It feels impossible to even begin to explain what I am feeling. It feels like I can't even think right now but I will try to explain to the best of my ability.
First, I'll begin by saying I am having a million physical symptoms. Heart palpitations, chest pain, shoulder pain, stiff neck, difficulty breathing, chest tightness, sore throat, lightheadedness, dizziness, stomach pain, nausea, numbness in my extremities, headaches, eye floaters, muscle twitches and the list goes on. I also feel extremely tense all the time and can't find a way to un-tense. I go through phases of over-eating where I never feel full, and phases of barely eating at all because I have zero appetite.
As terrible as the physical sensations are, they don't even come close to the mental torment. I feel like I am unable to think. I can't concentrate, remember things, carry a conversation. It feels like my brain does not work. I think this relates to depersonalization and derealization- my most debilitating symptoms. It is really difficult to put into words the way it feels to suffer from dp/dr, but I will try. It feels as though I am not real, nor is the world around me. I constantly feel spaced out, like I am in a dream. I have no sense of urgency or time. It feels like my brain has gone into overload, shut itself off, and is not capable of processing new information. I used to be very smart, a straight A student, and now I can barely even write this post. Nothing makes sense. Thoughts in my mind feels like random fragments- nothing "connects" or follows a logical train. It feels like I am not typing this right now. Sometimes when I look in the mirror, I don't recognize myself. I also don't feel any emotion. My brain feels like that of a new born baby who has to learn everything for the first time. I know none of this probably makes sense, and I probably sound insane. But that is how I feel- like I am going insane. It is my worst fear. I constantly obsess over developing a serious mental illness. I'm afraid that this is NOT anxiety, but something far worse such as schizophrenia. I can't shake the thought that I am losing my mind. I have expressed this concern to many psychologists and social workers, but all of them say that it is just anxiety and reassure me that I am not losing my mind. This never puts my mind at ease though.
I have endured a lot of trauma over the past few months...Broke up with my boyfriend, I was held at knife point, stalked 3 times, my grandfather passed away, my brother hasn't been doing well mentally (his struggle with mental health in the past is what initially triggered dp/dr and fear of going crazy), found out my relative has a serious health issue, cousin lost her baby, friends slowly cut contact with me, parents marriage failing, and one parent unemployed so we can't afford to move.

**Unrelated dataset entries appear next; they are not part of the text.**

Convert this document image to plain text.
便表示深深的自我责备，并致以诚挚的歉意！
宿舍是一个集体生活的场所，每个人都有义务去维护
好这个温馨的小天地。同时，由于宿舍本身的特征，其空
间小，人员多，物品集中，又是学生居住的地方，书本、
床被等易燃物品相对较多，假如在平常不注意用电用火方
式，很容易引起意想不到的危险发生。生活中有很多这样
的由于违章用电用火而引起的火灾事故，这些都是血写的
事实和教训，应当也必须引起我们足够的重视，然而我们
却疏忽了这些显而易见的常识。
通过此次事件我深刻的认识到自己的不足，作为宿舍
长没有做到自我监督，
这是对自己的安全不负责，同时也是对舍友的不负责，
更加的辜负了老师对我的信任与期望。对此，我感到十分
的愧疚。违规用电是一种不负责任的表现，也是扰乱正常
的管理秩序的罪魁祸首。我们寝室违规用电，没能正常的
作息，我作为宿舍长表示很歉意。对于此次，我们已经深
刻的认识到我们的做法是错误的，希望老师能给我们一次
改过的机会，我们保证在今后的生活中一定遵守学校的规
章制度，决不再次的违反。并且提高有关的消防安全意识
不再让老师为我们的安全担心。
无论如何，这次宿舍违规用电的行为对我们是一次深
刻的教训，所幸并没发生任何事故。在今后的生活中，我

The stressors have been piling on and they seem never ending. My brain can't handle anymore. I feel like I'm going to snap. Dealing with all these real issues I mentioned above, plus constantly worrying about my physical and mental health (fearing I will die and/or go crazy) is all just too much. I also have the stress of university (which I am barely attending). Plus I quit my job because I couldn't handle it (but now I worry about money). I feel depressed. I have trouble getting out of bed some days, and can't do anything more than play on my phone or watch tv (which I don't even enjoy) on days like this. NOTHING brings me joy. I also have these random crying fits where I start crying uncontrollably and can't stop. I am noticeably angrier and constantly irritable/on-edge. I feel like I can't function like a normal human being. I can't stick to a schedule, I have no motivation to do anything. I'm afraid that I will end up broke, without an education or job, and alone.
I have also randomly developed an eye blinking twitch about 2 months ago out of no where. It is incredibly annoying, makes me self conscious, and gives me headaches but I can't control it. I also have this terrible habit of chewing the inside of my lip that I seem to do without even realizing most of the time.
I feel absolutely hopeless and helpless. Everything is too overwhelming and I cannot cope. I feel like there is no way I will ever be better. My symptoms feel so bizarre and so difficult to put into words. It's like I am existing but not truly living. Time is flying by as I passively float along. I don't have a sense of identity or purpose. I feel like nothing.
This post is all over the place and doesn't really follow any timeline or flow. I kind of just wrote everything down as it popped into my head. So I am sorry if it doesn't make sense. But this is basically how I feel. I don't even know what I am looking to get out of posting this. I don't see how anything or anyone could possibly help. I'm just desperate for some relief.